Statement from National Endowment for the Humanities on the Death of Donald Kagan

Donald Kagan
Photo caption

Donald Kagan

Photo by Michael Marsland

(August 13, 2021)

The National Endowment for the Humanities extends condolences upon the death of Donald Kagan, the historian of ancient Greece and longtime professor of Yale University whose interests and writings included modern history, international relations, free speech, baseball, and the virtues of a liberal arts education.

In the early 1970s, Kagan received two NEH fellowships. The first supported research on Thucydides and the Peloponnesian War, the subject at the heart of his scholarly career. The second supported research on the history of how wars begin, leading eventually to his well-known 1995 book On the Origins of War and the Preservation of Peace.
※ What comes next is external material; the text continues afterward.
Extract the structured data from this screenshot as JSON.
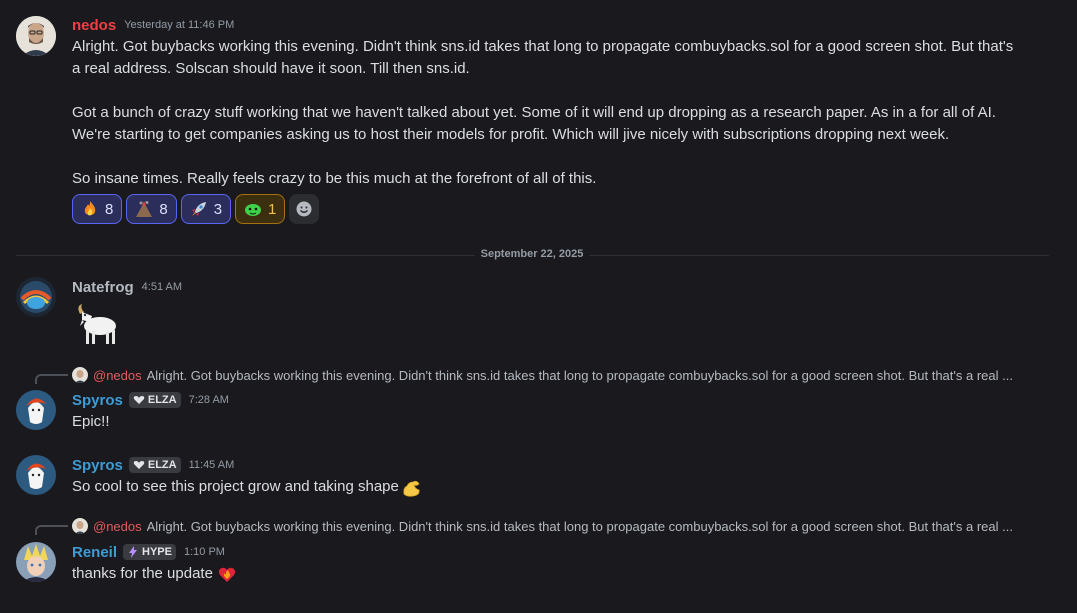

In 2002, Kagan received the National Humanities Medal from President George W. Bush. In 2005, he delivered the Jefferson Lecture in the Humanities, the highest award in the humanities bestowed by the United States government.

A popular teacher and lecturer, Kagan was “very generous to his students,” wrote one of his former students, Barry Strauss, in Humanities magazine. Citing the many careers in the academy and elsewhere that Kagan helped launch, Strauss also reported on the many times he brought students into his life outside the classroom, with invitations to lunch with special guests and to Yale football games, where the play on the field gave way in conversation to the Greek love of sport.

Well remembered for his many books—especially his four-volume history of the Peloponnesian War published between 1969 and 1987—the always erudite Kagan wrote with style and verve. In the New Yorker, George Steiner described Kagan’s Peloponnesian War series as possibly “the foremost works of history produced in North America in this century.”

Speaking “in defense of history” (the title of his Jefferson Lecture), Kagan made an argument for history as the “queen of the humanities,” providing future generations with not only a frame of reference for our present condition, but memorable narratives rich in “moral implications, personal and political.”

“Like literature, specifically the epic poetry of Homer, [history] has the responsibility of preserving the great, important and instructive actions of human beings, individually and in the mass so that we may marvel at them and learn from them.”

On August 13, 2021, NEH’s acting chairman Adam Wolfson issued a statement: “A major historian of the ancient world, an inspired teacher, an eloquent writer, and an enthusiastic believer in the humanities, Donald Kagan was all of these and more. He will be remembered and read for a long time to come, enriching us long after the sad news of his passing.”